Ellen Widdup’s escape to the country

FATHER Christmas. The biggest fib you will ever tell your children.

We justify it in the name of everything that is festive but it’s a tricky one, isn’t it? Especially when we insist our little cherubs are always truthful and promise to be honest with them in return.

Like most parents I perpetuate the myth that is Santa Claus. And like most parents I do it without thinking.

We are all in it together – all telling the same giant whopper which we whisper about away from little ears to keep the fantasy alive for as long as possible.

At least I thought we were.

Last week, we saw a friend whose daughter does not believe. And she doesn’t believe because her mother decided to tell her the truth.

“I don’t think it’s healthy to tell an unnecessary lie,” she said. “She would be heartbroken to find out I had fibbed, so I decided against it.”

Each to their own, I thought, until I overheard her child telling mine that daddy delivered her presents.

I intervened, of course.

“In this house Father Christmas brings the gifts,” I said curtly.

Later that evening my daughter, who was writing yet another letter to the jolly old fellow in red, pulled me to one side.

“I think that little girl’s daddy has to deliver her presents because Santa has put her on the naughty list,” she said.

“I’m sure Father Christmas doesn’t leave anyone out,” I replied smoothly. “She is probably just getting confused.”

So how do I justify continuing with the great charade?

Well, for a start, I remember it being one of the most exciting elements of Christmas when I was a child.

And my parents went to extraordinary lengths to keep the story going.

When I was eight, my father covered the living room carpet with sooty footprints, much to my mother’s horror.

The next year he dug huge chunks of turf in the garden to make sleigh tracks on the grass and knocked the climbing frame over.

I uncovered the truth only by forcing myself to stay awake until my giggling parents stumbled into my room at 2am to fill the stockings.

Was I disappointed? Not really. Were they? Yes, horribly. To the point where – even as young adults – we still had to go through the pantomime of leaving brandy and a mince pie out for Santa.

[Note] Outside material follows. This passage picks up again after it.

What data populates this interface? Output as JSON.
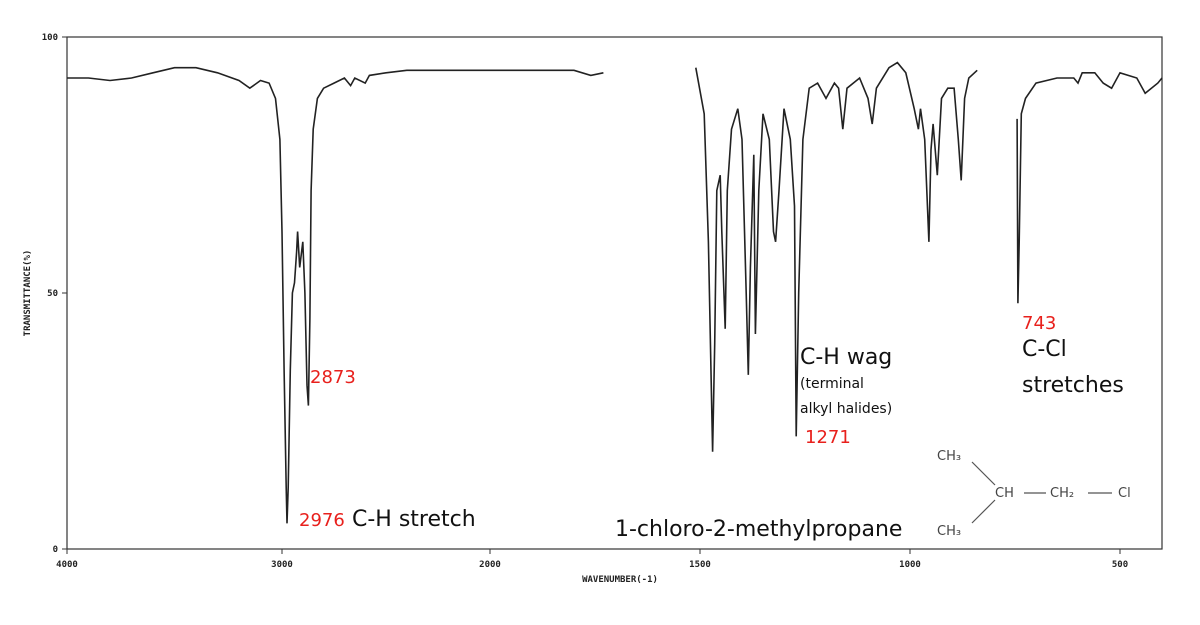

Look, put it this way: I’ve never heard of someone seeing a psychoanalyst because they were damaged by learning they were lied to about Mr Claus.

Secondly, I don’t really see it as a lie – a word which comes with a barrage of nasty connotations; rather a living fairy tale which stirs the imagination and creates a world of excitement for children on Christmas Eve.

And as for the mum with enviable morals, I am utterly convinced that even the most virtuous among us tell their child the occasional porky pie.

To say you don’t is probably, well, stretching the truth a little bit.

In my experience the judiciously-deployed lie is as much a part of a mother’s arsenal as wet-wipes and sippy cups.

There are the untruths you tell to avoid a scene: the playground is closed today; your teacher has just called to check you have done your homework; don’t pull faces or the wind will change and you will stay like that; when the ice cream van plays music it means he doesn’t have any ice cream left.

Then there are the things that fly out of your mouth at mealtimes: carrots help you see in the dark; eat your crusts and your hair will grow curly; eating spinach makes you strong; eating sweets gives you spots.

And if you manage to avoid all of those, surely honesty isn’t always the best policy when it comes to being polite?

You wouldn’t tell your child the raisin cookies they made at school tasted like fly-encrusted cardboard, would you?

Massaging the truth is also the responsible thing to do when explaining big adult issues to little people.

Don’t get me wrong; being totally honest with your kids is a noble thought but, really, the world is too complex and dangerous to expect the primary school crowd to grasp the whole truth on an ugly reality.

Just because a child whose father is in the Army asks if dad could die on the front line doesn’t mean he should carry the daily burden of worry that this will happen, does it?

A book I read recently, Born Liars: Why We Can’t Live Without Deceit, explains that lying is an essential component in making us more-balanced individuals.

Author Ian Leslie makes the rather irreverent suggestion that even God is not above being a little economical with the truth. In Genesis, God tells Adam and Eve that they will die if they eat the forbidden fruit. They go ahead – and they don’t die. Well, not immediately, anyway.

The point is that lying, far from being bad for us, is often designed to keep us safe, protect us from misery and prevent us being weighed down by the terrible burden of too much truth.

I’m not sure this exactly substantiates my continuing dedication to the fiction of Saint Nick but I certainly don’t think my dishonesty will do them any harm.

And when they finally learn the truth, I hope they will be old enough to grasp the sense of tradition it brings.

So come Christmas Eve we will be leaving out a sausage roll and bottle of locally-brewed beer (our Santa doesn’t do mince pies and brandy), and hanging up our stockings with a thank-you note (must remember our manners).

Who knows if it will be a white Christmas, but in my house it will certainly be a white-lie Christmas.